Un HP reflète avant tout une intelligence particulière, un mode de fonctionnement différent et engendre des besoins particuliers. Cela entraîne "des aptitudes nettement supérieures à la moyenne dans un ou plusieurs domaines d'habileté" : intellectuel, mais aussi créatif, artistique, sportif, manuel, etc.J.C. GRUBAR de l'Université de Lille et de Tourcoing, professeur de psychologie expérimentale, a étudié le sommeil paradoxal de l'HP : Un sommeil normal adulte comporte de 4 à 6 cycles, de 1 h 30 mn à 2 h chacun, et est constitué de 5 stades dont le dernier est appelé sommeil paradoxal (au cours de cette phase, les yeux bougent, le tonus musculaire est aboli, l'activité cérébrale est intense). C'est pendant ce sommeil paradoxal qu'ont lieu les rêves et il occupe 20% de la durée totale du sommeil. Il y a un parallèle entre le taux de sommeil paradoxal et la nécessité d'apprentissage (chien 6%, chat 15%, homme 20% - pas chez les oiseaux et les reptiles).

Quand on prive un dormeur de sommeil paradoxal, la première fonction perturbée est la mémoire. Quand un animal apprend un nouveau comportement, son pourcentage de sommeil paradoxal augmente. La quantité de sommeil paradoxal est donc un bon indice de la plasticité cérébrale, c'est à dire de l'aptitude d'un sujet à recueillir et stocker des informations, à réorganiser les connexions entre neurones selon les informations fournies par l’environnement. Chez le nouveau-né, le sommeil paradoxal représente 50% des 18 à 19 h de sommeil quotidien. A 1 an, 25%, à partir de 15 ans 20 % et chez les personnes âgées 16%.
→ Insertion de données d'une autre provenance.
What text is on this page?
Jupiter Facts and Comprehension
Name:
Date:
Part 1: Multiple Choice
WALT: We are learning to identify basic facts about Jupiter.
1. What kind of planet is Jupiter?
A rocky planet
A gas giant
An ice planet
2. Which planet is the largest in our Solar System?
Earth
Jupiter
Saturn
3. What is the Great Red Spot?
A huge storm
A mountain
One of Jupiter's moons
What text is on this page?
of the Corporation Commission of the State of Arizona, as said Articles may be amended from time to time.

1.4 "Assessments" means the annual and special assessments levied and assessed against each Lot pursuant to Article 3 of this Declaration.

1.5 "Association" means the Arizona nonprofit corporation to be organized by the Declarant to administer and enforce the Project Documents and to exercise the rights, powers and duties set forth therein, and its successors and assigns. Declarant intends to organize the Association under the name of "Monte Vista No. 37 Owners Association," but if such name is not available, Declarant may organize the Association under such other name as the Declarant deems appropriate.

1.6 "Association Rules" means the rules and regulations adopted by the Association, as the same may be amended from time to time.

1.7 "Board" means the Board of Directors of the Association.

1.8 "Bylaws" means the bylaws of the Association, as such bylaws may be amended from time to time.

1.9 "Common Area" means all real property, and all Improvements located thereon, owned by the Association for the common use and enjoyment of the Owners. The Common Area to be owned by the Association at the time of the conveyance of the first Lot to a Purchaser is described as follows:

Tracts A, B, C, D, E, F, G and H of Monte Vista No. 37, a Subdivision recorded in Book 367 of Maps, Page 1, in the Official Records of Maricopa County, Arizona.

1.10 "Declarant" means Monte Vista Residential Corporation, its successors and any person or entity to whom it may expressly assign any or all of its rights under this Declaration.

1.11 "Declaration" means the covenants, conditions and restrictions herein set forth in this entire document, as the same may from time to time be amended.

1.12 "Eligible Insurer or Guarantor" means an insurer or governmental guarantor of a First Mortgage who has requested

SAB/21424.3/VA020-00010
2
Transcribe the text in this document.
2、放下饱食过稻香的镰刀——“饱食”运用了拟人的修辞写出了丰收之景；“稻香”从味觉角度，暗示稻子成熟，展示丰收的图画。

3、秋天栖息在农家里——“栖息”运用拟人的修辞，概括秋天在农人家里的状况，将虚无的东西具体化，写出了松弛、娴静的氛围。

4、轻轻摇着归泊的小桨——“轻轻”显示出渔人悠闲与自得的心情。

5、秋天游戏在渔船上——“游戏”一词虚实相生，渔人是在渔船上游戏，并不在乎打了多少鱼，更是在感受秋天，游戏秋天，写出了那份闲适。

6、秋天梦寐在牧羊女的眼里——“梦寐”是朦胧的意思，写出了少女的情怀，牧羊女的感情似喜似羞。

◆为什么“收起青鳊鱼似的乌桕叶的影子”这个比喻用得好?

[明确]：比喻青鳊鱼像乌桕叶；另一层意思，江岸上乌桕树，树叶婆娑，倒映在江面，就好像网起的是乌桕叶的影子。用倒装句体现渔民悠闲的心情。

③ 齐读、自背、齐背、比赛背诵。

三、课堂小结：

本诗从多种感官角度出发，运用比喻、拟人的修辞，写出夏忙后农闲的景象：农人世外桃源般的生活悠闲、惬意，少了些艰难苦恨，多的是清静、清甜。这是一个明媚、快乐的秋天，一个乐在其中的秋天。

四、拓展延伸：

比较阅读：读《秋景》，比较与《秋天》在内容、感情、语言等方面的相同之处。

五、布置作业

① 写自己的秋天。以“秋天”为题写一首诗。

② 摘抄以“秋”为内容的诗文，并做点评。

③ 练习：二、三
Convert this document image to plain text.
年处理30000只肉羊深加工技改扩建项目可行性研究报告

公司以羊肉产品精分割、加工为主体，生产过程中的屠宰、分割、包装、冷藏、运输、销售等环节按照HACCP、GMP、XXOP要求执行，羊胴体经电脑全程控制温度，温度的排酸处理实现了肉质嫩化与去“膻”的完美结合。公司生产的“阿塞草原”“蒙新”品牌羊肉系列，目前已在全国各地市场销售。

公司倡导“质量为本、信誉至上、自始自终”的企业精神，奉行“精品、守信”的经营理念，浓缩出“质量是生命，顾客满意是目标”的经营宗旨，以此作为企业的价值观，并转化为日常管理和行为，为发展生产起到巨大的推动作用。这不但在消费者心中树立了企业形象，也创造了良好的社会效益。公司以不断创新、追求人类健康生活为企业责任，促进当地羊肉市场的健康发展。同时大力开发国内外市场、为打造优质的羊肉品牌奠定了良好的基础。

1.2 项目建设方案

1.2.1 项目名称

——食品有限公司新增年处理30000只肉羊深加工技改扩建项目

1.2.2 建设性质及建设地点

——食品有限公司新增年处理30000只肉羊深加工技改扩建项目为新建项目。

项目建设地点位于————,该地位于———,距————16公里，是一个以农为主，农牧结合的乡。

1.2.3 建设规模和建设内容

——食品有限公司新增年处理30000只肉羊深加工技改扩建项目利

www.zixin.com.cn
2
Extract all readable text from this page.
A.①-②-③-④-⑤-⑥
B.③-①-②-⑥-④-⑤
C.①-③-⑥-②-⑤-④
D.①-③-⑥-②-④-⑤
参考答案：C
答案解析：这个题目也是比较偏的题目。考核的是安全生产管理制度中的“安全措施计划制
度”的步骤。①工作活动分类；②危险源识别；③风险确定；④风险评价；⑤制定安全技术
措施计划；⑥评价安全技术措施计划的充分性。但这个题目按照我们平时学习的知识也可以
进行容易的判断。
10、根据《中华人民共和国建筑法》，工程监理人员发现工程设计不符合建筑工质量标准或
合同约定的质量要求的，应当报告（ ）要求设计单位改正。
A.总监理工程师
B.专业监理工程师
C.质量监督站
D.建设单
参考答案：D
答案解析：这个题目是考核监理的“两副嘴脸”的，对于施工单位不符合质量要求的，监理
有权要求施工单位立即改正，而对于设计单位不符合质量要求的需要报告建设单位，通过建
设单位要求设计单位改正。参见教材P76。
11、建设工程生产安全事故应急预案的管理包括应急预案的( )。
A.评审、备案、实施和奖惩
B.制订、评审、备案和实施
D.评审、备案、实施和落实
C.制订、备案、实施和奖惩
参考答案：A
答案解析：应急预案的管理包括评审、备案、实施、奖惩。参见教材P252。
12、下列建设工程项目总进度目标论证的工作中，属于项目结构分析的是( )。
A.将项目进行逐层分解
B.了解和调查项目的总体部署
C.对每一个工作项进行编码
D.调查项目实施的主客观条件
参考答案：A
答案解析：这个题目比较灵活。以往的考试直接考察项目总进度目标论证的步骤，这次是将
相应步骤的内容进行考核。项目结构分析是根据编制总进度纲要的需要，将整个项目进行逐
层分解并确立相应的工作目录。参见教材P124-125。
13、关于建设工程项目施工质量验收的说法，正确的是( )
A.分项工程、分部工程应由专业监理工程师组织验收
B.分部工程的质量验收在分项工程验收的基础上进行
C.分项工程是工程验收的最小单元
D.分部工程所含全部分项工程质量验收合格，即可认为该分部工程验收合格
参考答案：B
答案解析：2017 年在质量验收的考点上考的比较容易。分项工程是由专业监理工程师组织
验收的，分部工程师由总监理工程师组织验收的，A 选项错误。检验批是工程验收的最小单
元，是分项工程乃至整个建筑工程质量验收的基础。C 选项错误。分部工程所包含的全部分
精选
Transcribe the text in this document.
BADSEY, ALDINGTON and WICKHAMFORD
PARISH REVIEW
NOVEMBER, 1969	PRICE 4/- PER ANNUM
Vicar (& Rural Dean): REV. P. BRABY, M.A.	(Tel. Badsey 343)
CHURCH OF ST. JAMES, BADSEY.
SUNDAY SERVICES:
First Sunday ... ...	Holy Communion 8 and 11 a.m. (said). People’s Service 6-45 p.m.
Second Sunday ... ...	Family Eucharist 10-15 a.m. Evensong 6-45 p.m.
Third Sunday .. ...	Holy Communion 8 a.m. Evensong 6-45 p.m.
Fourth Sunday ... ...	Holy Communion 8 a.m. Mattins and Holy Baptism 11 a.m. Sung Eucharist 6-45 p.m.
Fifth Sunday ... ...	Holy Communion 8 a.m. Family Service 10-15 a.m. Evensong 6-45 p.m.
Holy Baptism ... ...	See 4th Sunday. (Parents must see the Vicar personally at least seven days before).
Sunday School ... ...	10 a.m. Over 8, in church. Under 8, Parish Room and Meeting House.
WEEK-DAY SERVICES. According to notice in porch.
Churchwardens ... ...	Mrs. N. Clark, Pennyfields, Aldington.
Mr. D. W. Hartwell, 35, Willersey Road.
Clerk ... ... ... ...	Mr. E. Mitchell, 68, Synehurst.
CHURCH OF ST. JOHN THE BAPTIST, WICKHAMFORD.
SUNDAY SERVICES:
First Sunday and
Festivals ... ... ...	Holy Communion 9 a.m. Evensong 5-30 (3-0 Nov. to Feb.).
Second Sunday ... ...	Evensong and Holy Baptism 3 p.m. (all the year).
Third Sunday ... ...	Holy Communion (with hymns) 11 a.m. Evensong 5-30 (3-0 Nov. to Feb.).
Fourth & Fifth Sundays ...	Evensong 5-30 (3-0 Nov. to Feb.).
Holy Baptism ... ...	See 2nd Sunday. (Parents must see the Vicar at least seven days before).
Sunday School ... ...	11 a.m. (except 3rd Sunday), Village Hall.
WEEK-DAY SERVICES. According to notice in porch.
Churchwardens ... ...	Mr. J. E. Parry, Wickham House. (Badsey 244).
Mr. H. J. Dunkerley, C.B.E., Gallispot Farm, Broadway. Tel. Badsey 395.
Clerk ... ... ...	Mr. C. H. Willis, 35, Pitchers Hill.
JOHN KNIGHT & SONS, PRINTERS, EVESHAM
Chez les HP, il y a plus de cycles de sommeil, la durée d'un cycle de sommeil est plus courte et la latence d'apparition de la première phase de sommeil paradoxal est plus courte. La durée totale de sommeil paradoxal chez les HP est donc plus élevée. Par contre, le rapport des fréquences occulo-motrices est plus élevé, et c'est un bon indice des capacités d'un individu à organiser les informations qu'il reçoit. En fait, les HP conservent plus longtemps la plasticité du cerveau du nouveau-né capable d’apprentissage complexe dans un court laps de temps. Sur le plan du sommeil, ils ont donc pour la plasticité cérébrale des caractères immatures et pour le plan organisation des caractères adultes. Ils sont capables de recueillir et de stocker plus d'informations qu'un sujet normal et leurs capacités d'organisation de ces informations sont plus grandes.
D’après Pascale Planche, professeur de psychologie du développement à l’université de Brest, les HP ont une meilleure efficacité neuronale : un plus haut niveau de per­formance est associé à un plus bas niveau de métabolisme du glucose et d’activation cérébrale. Les HP arrivent donc à un meilleur résultat avec un moindre effort car ils activent directement les parties du cerveau les plus pertinentes pour un travail donné. Il n’y a pas de perte de temps, les informations circulent plus rapidement, leur sélection est plus efficace. En temps égal, il y a une transmission de plus d’informations vers le cortex. Les HP ont une grande facilité pour la mémoire à court terme et ont une capacité d’abstraction plus importante.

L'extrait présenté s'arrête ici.